GAMBIAN UPDATE FEB 2016
We have just returned from our annual trip to the Gambia, and wish to update you on the last years activity and our thoughts for the coming year.
First we must tell you that our friend and colleague in the Gambia colleague (Alex) Ngum tragically died on Friday 26th February. We knew he had been ill with pneumonia prior to our visit, and on our arrival we were told that they were testing him for TB. He was very thin and frail and obviously very ill. The hospital cleared him of TB and were testing his liver and kidneys. He couldn't work with us while we there, but we visited him several times. We saw him on Wednesday 24th to say goodbye and to look after himself, but he died on Friday, from congestive heart failure, and cirrhosis of the liver. He will be sorely missed.
We had a very busy time with The Grand Opening of Makumbaya School and sorting out the new regulations regarding Nursery schools, set out by the government. Thanks to small charities like us supporting nursery schools, the Government have finally decided to sort a few things out. They have set out a policy that all nursery schools should be annexed to their nearest Lower Basic School(Junior school). This policy is voluntary and each school has to write to the education department to opt out. The advantages of annexing is that their expenditure is taken over by the Lower Basic School in their increased budget and the children do not have to pay school fees. The disadvantages are that the existing teachers will not keep their jobs and will be replaced by trainee teachers.

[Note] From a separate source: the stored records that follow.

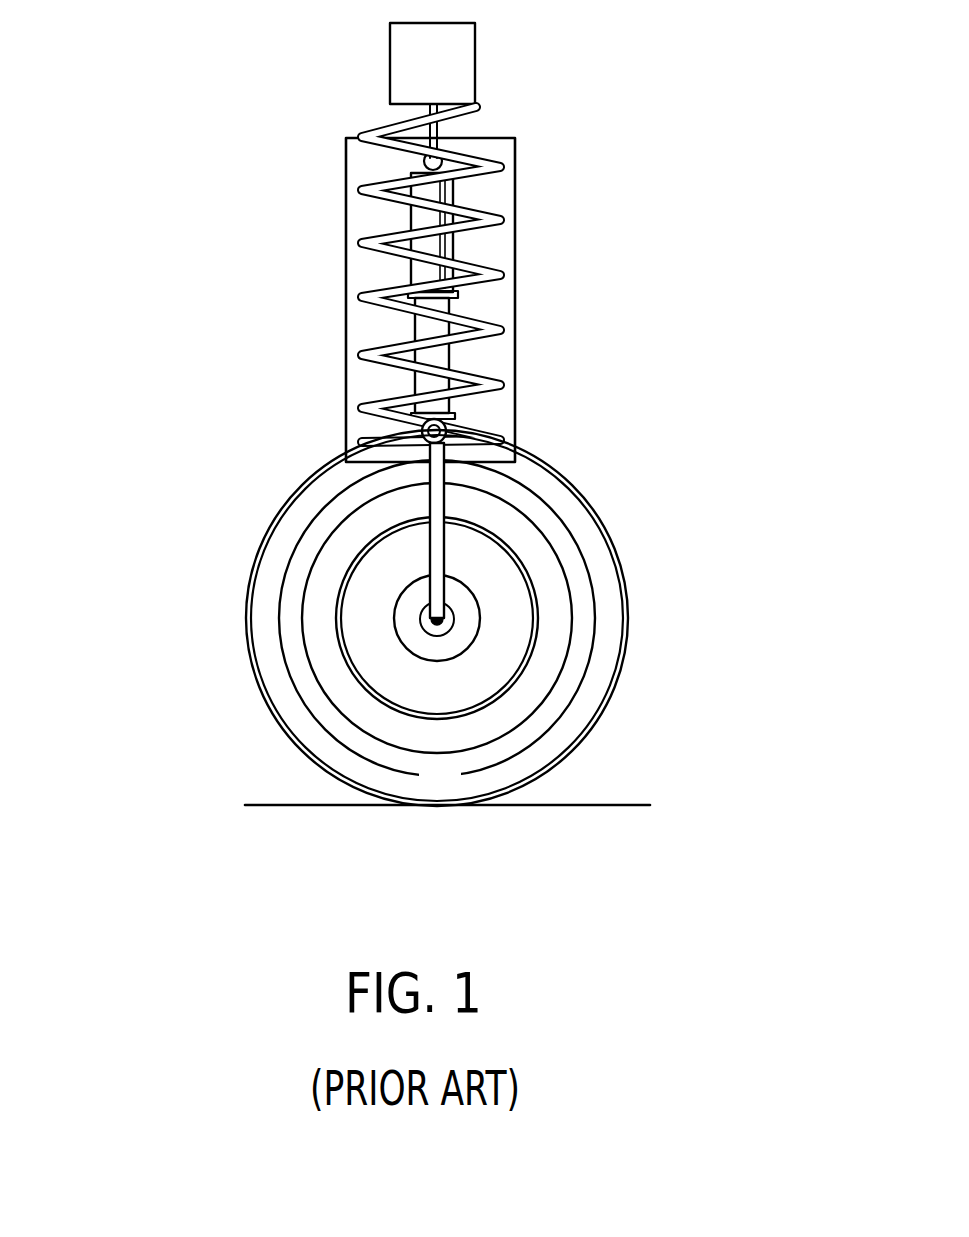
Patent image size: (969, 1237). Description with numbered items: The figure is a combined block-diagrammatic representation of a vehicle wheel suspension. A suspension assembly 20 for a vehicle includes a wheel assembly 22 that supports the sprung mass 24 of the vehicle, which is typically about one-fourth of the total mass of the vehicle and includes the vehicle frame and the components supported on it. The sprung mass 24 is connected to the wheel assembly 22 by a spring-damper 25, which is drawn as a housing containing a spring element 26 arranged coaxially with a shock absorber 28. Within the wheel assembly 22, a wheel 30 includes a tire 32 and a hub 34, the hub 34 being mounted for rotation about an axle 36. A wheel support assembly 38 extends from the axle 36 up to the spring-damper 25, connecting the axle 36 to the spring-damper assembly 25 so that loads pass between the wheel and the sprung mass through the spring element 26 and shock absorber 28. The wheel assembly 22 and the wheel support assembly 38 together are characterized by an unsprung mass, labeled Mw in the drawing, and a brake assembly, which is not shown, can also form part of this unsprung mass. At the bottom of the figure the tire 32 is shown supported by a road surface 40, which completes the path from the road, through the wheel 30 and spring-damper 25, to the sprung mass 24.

The suspension assembly 20 is at (389, 445).
The wheel assembly 22 is at (454, 570).
The sprung mass 24 is at (478, 67).
The spring-damper 25 is at (345, 270).
The spring element 26 is at (500, 215).
The shock absorber 28 is at (457, 248).
The wheel 30 is at (377, 712).
The tire 32 is at (608, 641).
The hub 34 is at (528, 557).
The axle 36 is at (443, 623).
The wheel support assembly 38 is at (446, 558).
The road surface 40 is at (322, 807).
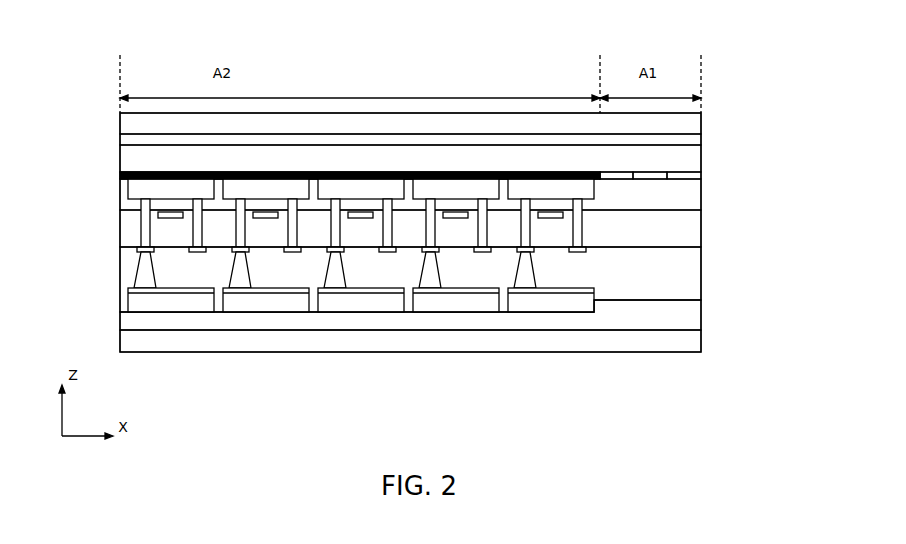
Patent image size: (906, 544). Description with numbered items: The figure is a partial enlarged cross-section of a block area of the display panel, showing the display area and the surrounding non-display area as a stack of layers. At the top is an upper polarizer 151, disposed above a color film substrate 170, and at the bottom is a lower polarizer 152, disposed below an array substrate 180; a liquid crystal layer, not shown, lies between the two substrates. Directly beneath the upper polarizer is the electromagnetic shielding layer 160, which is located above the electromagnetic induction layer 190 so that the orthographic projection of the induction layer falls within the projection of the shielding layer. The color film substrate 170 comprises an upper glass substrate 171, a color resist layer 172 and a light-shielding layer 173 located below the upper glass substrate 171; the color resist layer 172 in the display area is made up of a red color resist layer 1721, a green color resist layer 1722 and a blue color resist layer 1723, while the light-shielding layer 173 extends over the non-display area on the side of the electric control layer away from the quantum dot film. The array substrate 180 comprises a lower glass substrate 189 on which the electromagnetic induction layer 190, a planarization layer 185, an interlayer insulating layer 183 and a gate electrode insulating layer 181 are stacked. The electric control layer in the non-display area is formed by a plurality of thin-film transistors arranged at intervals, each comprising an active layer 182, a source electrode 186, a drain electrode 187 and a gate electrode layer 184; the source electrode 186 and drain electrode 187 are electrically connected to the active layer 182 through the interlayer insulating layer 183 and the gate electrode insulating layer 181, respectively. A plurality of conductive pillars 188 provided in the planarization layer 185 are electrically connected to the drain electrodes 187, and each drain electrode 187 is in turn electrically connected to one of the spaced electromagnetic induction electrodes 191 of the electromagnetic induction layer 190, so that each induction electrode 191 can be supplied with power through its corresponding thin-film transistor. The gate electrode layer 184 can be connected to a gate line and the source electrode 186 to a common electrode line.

The upper polarizer 151 is at (120, 119).
The electromagnetic shielding layer 160 is at (120, 139).
The upper glass substrate 171 is at (120, 160).
The color resist layer 172 is at (709, 120).
The red color resist layer 1721 is at (608, 172).
The green color resist layer 1722 is at (642, 172).
The blue color resist layer 1723 is at (675, 172).
The color film substrate 170 is at (436, 121).
The light-shielding layer 173 is at (462, 172).
The array substrate 180 is at (413, 290).
The gate electrode insulating layer 181 is at (120, 179).
The active layer 182 is at (120, 197).
The interlayer insulating layer 183 is at (120, 215).
The gate electrode layer 184 is at (158, 218).
The planarization layer 185 is at (120, 263).
The source electrode 186 is at (197, 250).
The drain electrode 187 is at (126, 293).
The conductive pillar 188 is at (147, 270).
The lower glass substrate 189 is at (120, 318).
The electromagnetic induction layer 190 is at (313, 355).
The electromagnetic induction electrode 191 is at (333, 300).
The lower polarizer 152 is at (701, 338).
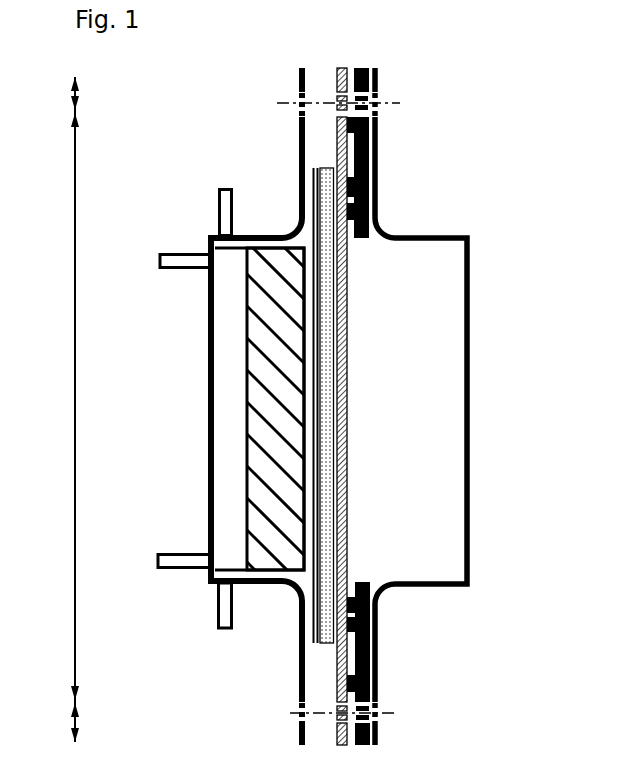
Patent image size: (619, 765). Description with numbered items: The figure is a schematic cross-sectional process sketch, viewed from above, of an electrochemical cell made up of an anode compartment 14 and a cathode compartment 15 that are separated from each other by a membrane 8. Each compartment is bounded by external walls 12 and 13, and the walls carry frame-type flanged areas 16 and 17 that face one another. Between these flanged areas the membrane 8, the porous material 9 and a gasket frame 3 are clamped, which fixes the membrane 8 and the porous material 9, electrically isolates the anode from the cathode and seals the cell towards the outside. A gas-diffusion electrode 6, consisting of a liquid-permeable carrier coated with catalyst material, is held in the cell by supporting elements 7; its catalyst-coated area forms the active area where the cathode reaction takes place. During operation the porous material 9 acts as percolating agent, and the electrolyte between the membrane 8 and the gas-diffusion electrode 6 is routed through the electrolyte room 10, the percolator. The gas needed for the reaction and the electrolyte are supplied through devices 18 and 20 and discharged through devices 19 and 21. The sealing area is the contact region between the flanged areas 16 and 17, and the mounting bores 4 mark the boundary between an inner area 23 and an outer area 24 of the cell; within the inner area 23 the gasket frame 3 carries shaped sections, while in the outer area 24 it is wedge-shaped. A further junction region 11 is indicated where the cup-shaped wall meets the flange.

The gasket frame 3 is at (377, 195).
The mounting bores 4 is at (382, 103).
The gas-diffusion electrode 6 is at (322, 422).
The supporting elements 7 is at (262, 385).
The membrane 8 is at (345, 342).
The porous material 9 is at (326, 205).
The electrolyte room 10 is at (377, 228).
The junction 11 is at (307, 238).
The external wall 12 is at (465, 372).
The external wall 13 is at (208, 325).
The anode compartment 14 is at (433, 449).
The cathode compartment 15 is at (230, 530).
The frame-type flanged area 16 is at (378, 143).
The frame-type flanged area 17 is at (299, 142).
The supply device 18 is at (182, 558).
The discharge device 19 is at (173, 260).
The supply device 20 is at (222, 227).
The discharge device 21 is at (222, 618).
The inner area 23 is at (60, 409).
The outer area 24 is at (60, 411).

We have also heard stories that the government are not necessarily honouring their promises. If a school wishes to opt out of annexing it must provide a sponsor that is willing to support the school. This is to stop people and charities building a school and then abandoning it. We have discussed this situation with Makumbaya, and we both agree that the school is better off not annexing. We are writing to the education department to tell them we will be continuing to support Makumbaya and have put in place financial and social safeguards for this to happen.
The negotiation to buy the land at Nema has fallen through and although we have been supporting them for the last two years, with equipment and rent, this has now stopped and and we will no longer be supporting them This will allow us to not spread our finances too thinly and allow us to concentrate all our resources on Makumbaya. --------------------------------------------
The Gambian Schools Project is a registered Charity started by Janet & John Mason in April 2004.
It is dedicated to supporting Nursery Schools in the Gambia with resources, materials, and advice.
Since 2004 we have supported 4 nursery schools- Badala, Bafuloto, Makumbaya and Nema Kunku, with equipment, teacher training and saleries. We have also built 2 schools at Bafuloto and Makumbaya and have allowed more than 500 children to have a good start in life
Our funds are raised by sponsorship of the children (it costs £36 per year to see a 4-8 year old through their nursery education.), Donations,and special events such as Charity dinners, Charity golf days, and sponsored marathons.